Welcome new reader!

Financial news I consider important, with my opinion, which is worth as much as you paid for it.

Monday, October 15, 2012

Deflation everywhere, except monetary policy

The typical view many armchair economists take is viewing the capital markets and central bank policies, calling foul when central planners bend or break the law in the spirit of saving the economy.

I agree in spirit that central planning is bad vs free markets.  If a regulated, transparent capital market was set free to evolve on it's own, there is no question in my mind that the world will adapt to change much faster, and efficiently.

But what most miss is part of the problem IS efficiency.  Technology RUTHLESSLY tears down inefficient and helps evolved business and social fabric to a more efficient model.   What efficiency effects are basically less people can do more.  Meaning, you don't need as much middlemen from the Makers to the Consumers.
As this happens, the net result is if your not a maker, or wealthy enough to be a eager consumer, you fall into the cracks.  This group of people is ever widening, as technology moves forward.

What compounds this effect is global trade efficiency, in effect allowing others around the world compete for work.  Net this is a good thing, for people who most desperately needs work can get work.  But the effect when looked at closer can be more personal and disturbing.  Plus global trade raises questions of what is efficiency....and what is fair.

Easier examples of technology efficiency effect is music industry, software makers, open hardware, financial trading, retail distribution, farming, and hosts of other industries.  When you look at each one to see how they have changed and are changing over the last decade, it is easy to see the displacement of workers.

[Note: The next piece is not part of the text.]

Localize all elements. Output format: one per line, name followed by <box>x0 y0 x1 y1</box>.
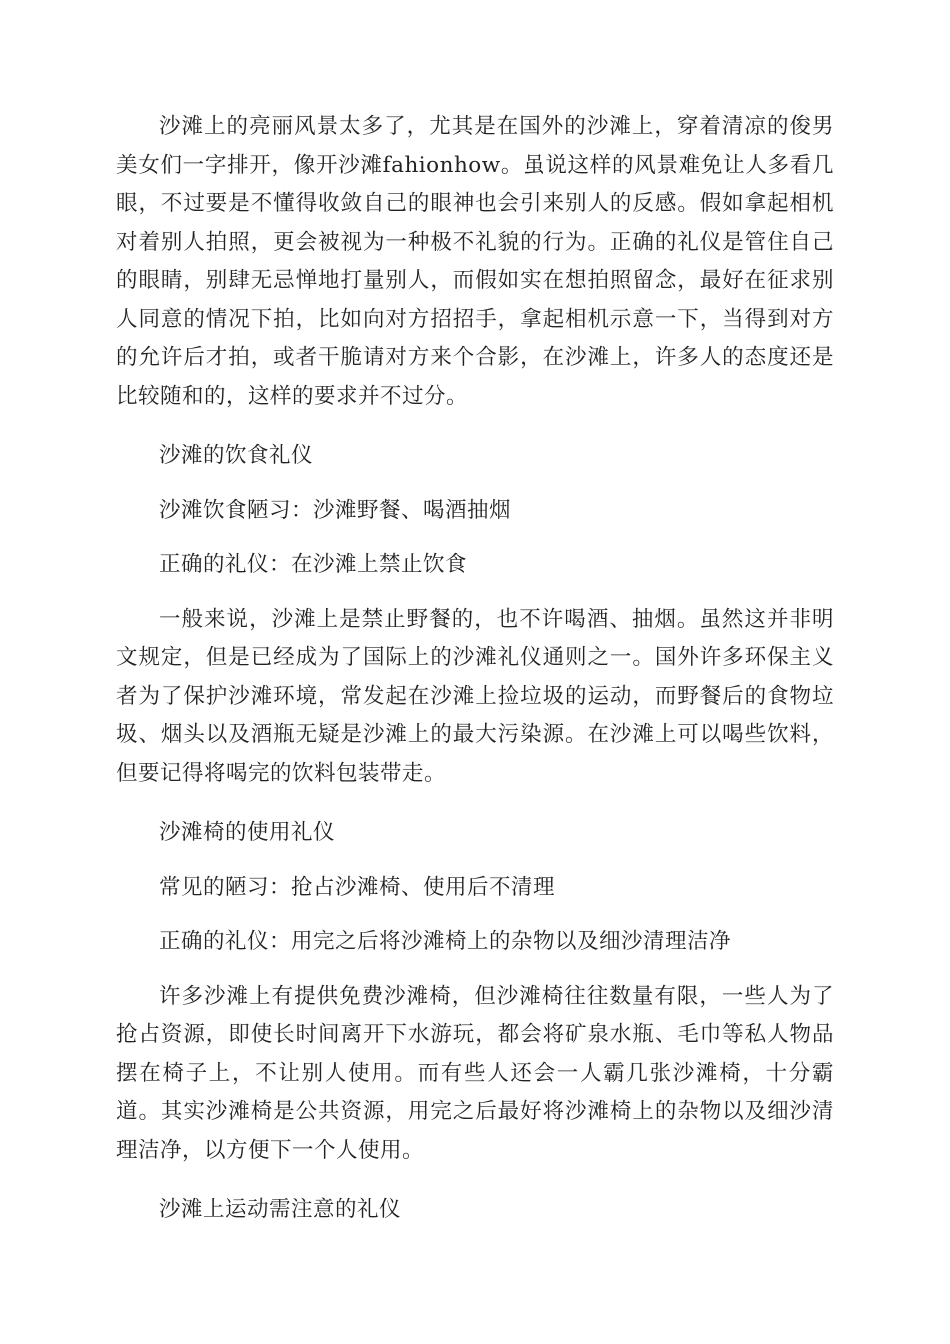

The makers and consumers benefit from a more direct relationship, yielding cheaper prices and more competition.  But the channel distribution now yields less workers.  Consider WalMart vs mom and pop stores across the country, music stores vs iTunes, local book store vs Amazon.
Farming is moving towards 100% robots ...except for on-call mechanics...as cheap labor is driven out by cheaper labor, robots.

When you see the changing landscape, if left up to a more efficient market, we may see honest assessment of unemployment in USA of 25% or more.  Possibly in some areas of Europe of 50%.  By artificially keeping inefficient human processes afloat with Government spending, Central Bank intervention, what is being done is avoiding the reality today in hope a better answer appears tomorrow.
Extrapolating into the future, (with DOUBLING of technology every 18 months!) this problem will accelerate.  Picture a world where renewable energy accounts for 75% of energy use, self driving cars, planes, google glass, and robotic factories.  A world where a flexible robot can be easily adapted to a wide variety of custom tasks.  This is NOT a world of full employment, for those less skilled simply cannot compete vs automation.

So when people pound the ground that we need to return to an efficient capital marketplace, you best be a maker, a skilled specialist, or a well positioned consumer, for the rest may not like the world that leaves them out.